Hello William, I would like to contact you to discuss the chemical processes of leather tanning more. It is a constant battle to source the right leather that will be completely biodegradable. I just purchased veg tan and sent it to a leather expert for a second opinion because the finish didn’t seem right. Turns out, it is only partially veg tanned. . . . Thank you very much . . . . Kathleen email@example.com
Thank you Leigh. The Leather Working Group is very important yet small business — committed to natural materials, processes, product durability and biodegradability have a hard time getting access to their audited tanneries — When I inquired several years ago, the membership fee for brands was thousands of dollars. I turned to Fibershed but there was not enough hides produced. It also seems that the cost is prohibitive for tanneries. The largest brands win out. I’d invest in a Leather Working Group for small volume brands — or perhaps Leather Working Group can offer greater access or “seconds” to the intentionally small (more localized dollars) but mighty in the sustainable, slow fashion world. Thanks for all your work!!!

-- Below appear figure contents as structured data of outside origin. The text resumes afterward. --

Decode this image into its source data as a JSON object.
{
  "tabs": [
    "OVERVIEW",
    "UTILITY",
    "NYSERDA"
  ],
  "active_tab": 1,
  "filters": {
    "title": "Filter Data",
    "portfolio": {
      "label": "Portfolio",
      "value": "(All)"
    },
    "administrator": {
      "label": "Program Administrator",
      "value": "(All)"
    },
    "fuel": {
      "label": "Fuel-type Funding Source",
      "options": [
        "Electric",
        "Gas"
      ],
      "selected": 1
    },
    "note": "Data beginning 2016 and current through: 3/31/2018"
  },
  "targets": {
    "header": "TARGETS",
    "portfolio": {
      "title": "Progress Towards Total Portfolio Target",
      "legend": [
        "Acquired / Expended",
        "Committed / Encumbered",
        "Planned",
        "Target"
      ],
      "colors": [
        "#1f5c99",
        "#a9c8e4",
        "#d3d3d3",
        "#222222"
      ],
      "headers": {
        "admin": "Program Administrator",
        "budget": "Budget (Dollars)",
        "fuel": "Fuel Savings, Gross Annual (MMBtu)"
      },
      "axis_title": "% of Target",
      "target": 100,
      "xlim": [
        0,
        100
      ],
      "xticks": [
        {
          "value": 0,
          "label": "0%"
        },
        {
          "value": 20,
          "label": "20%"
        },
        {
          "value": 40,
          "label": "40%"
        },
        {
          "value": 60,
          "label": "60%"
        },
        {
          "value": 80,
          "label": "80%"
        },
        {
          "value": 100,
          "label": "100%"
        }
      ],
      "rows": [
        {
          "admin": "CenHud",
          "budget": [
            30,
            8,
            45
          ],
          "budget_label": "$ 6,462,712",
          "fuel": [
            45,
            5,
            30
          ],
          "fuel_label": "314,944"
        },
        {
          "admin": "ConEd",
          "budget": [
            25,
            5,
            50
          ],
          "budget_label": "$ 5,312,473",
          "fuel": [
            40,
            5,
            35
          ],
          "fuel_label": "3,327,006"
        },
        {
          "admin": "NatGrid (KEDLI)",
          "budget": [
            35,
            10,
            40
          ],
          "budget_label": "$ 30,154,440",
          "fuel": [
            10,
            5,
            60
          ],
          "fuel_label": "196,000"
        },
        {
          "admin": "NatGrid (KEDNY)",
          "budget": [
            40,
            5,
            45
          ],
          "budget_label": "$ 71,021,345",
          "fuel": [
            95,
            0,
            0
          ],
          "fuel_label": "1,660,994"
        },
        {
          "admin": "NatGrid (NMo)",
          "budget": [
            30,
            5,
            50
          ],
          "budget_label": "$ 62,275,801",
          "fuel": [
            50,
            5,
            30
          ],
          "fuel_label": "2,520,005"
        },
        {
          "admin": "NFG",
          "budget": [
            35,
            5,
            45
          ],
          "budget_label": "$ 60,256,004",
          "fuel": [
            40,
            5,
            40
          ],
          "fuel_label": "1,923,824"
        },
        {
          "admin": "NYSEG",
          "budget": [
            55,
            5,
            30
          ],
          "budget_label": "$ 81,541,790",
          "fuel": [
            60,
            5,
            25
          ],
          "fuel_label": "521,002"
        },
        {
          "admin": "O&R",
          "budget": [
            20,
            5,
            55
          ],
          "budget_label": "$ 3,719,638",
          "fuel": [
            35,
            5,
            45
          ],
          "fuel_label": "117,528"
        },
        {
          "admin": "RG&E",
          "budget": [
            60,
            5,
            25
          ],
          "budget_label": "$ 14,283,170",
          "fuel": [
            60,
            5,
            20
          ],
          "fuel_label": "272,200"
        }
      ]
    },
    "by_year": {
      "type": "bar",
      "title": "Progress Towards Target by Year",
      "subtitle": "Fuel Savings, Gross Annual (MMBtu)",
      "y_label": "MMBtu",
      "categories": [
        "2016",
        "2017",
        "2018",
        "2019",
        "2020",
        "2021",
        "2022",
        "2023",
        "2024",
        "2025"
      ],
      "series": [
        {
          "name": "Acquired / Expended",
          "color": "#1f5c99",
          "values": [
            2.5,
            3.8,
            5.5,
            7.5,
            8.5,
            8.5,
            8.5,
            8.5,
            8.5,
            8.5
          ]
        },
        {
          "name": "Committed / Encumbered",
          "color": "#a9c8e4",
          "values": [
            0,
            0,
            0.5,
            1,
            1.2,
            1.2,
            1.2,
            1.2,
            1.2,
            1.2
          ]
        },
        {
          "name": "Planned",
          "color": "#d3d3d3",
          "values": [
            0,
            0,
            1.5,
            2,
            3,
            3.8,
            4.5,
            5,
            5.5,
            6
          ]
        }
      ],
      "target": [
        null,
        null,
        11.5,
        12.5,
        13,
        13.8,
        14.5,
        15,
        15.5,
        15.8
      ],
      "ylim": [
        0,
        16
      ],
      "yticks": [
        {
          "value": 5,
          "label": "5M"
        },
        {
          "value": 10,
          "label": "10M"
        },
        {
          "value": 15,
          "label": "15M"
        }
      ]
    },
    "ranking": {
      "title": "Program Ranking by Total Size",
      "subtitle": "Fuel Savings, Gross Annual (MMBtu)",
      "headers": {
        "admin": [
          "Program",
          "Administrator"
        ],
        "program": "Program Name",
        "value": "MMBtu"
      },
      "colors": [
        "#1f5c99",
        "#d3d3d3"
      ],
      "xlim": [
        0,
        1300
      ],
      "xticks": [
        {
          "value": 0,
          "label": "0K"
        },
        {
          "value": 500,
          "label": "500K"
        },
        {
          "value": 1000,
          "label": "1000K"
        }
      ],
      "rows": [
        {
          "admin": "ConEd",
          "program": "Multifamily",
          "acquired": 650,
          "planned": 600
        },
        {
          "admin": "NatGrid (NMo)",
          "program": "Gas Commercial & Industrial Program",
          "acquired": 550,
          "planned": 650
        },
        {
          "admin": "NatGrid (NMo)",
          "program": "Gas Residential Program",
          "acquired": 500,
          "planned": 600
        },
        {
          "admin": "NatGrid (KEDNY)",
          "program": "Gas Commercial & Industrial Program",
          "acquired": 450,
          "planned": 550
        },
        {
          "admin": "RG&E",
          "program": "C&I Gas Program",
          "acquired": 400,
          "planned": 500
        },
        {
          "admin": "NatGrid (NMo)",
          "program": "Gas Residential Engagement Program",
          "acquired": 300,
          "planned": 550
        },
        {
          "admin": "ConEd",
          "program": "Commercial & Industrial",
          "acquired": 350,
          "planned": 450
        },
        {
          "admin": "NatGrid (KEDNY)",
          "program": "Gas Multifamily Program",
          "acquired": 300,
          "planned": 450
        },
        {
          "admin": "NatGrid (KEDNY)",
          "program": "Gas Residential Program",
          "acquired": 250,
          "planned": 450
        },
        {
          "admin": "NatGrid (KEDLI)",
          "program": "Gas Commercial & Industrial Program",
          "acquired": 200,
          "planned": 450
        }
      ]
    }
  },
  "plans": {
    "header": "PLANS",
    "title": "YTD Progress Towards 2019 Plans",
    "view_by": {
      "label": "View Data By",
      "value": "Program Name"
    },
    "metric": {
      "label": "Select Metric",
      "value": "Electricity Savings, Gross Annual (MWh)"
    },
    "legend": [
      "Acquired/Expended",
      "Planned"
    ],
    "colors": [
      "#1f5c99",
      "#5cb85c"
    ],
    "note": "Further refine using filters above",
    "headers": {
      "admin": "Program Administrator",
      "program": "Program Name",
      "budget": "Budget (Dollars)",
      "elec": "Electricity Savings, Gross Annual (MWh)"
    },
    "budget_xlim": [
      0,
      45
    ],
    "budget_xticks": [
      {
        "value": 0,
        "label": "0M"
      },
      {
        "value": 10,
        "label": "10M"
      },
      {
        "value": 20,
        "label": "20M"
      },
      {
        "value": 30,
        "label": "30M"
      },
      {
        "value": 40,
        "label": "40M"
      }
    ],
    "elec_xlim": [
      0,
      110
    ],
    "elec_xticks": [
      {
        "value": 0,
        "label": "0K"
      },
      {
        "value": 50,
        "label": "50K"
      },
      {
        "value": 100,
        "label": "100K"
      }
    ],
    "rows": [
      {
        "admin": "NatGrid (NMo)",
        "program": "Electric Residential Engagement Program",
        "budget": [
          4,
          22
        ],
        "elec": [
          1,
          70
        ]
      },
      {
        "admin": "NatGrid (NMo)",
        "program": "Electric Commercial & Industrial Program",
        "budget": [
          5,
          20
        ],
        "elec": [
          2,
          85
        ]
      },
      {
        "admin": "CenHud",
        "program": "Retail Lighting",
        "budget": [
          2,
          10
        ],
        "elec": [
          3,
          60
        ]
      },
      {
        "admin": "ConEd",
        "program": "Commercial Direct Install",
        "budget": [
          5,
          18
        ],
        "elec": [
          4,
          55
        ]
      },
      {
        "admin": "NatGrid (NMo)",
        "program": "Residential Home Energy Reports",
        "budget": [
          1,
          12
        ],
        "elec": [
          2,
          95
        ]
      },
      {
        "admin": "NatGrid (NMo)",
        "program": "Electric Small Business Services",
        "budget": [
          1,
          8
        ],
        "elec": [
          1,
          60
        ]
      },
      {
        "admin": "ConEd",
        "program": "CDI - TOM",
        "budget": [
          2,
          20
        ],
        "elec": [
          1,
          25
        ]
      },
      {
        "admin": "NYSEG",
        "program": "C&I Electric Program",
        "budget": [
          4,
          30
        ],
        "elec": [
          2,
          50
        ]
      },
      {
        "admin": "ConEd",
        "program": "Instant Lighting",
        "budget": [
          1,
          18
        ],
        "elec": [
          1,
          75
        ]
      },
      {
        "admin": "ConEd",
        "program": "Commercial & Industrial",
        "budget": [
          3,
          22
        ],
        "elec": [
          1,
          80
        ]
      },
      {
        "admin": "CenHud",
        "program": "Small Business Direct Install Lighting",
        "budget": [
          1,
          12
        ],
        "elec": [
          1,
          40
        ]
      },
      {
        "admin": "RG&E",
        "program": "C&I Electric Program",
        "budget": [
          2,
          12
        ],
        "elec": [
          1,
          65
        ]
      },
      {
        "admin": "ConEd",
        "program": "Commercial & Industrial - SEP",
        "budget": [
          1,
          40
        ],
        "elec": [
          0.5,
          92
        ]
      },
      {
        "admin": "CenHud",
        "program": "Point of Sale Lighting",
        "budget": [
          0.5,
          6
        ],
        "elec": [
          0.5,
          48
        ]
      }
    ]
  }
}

Did Dr. William Stein reply with studies or references?
I own a leather goods business and my business is currently one of the biggest suppliers to leading European brands. EU has really strong regulations. In the recent times, we have had to develop various new methods and leathers that have specification which are within the REACH requirements. I can assure you that avoiding the formation of formaldehyde in Chrome free leather is very easy and simple. We have managed to make leather using wet white and have a result of 0 formaldehyde formation while passing chrome 6 requirements (After aging also). We get our leather tested by a reputed testing agency based out of Germany.
O Ecotextiles: have you found any leather you find non toxic?
Orange: what is the name of your business? Are you open about how you process your leather and do you sell to the USA?
We do sell leather. We are based in Seattle, so, yes we sell in the US. THe leather is Ecopell: https://www.vegetable-tanned-leather.com/ Ecopell is about as open as any company on their production methods as you can see both by the detail on their website and by the third party certifications that they hold. The name of our business is Two Sisters Ecotextiles (e-commerce site) and O Ecotextiles, Inc.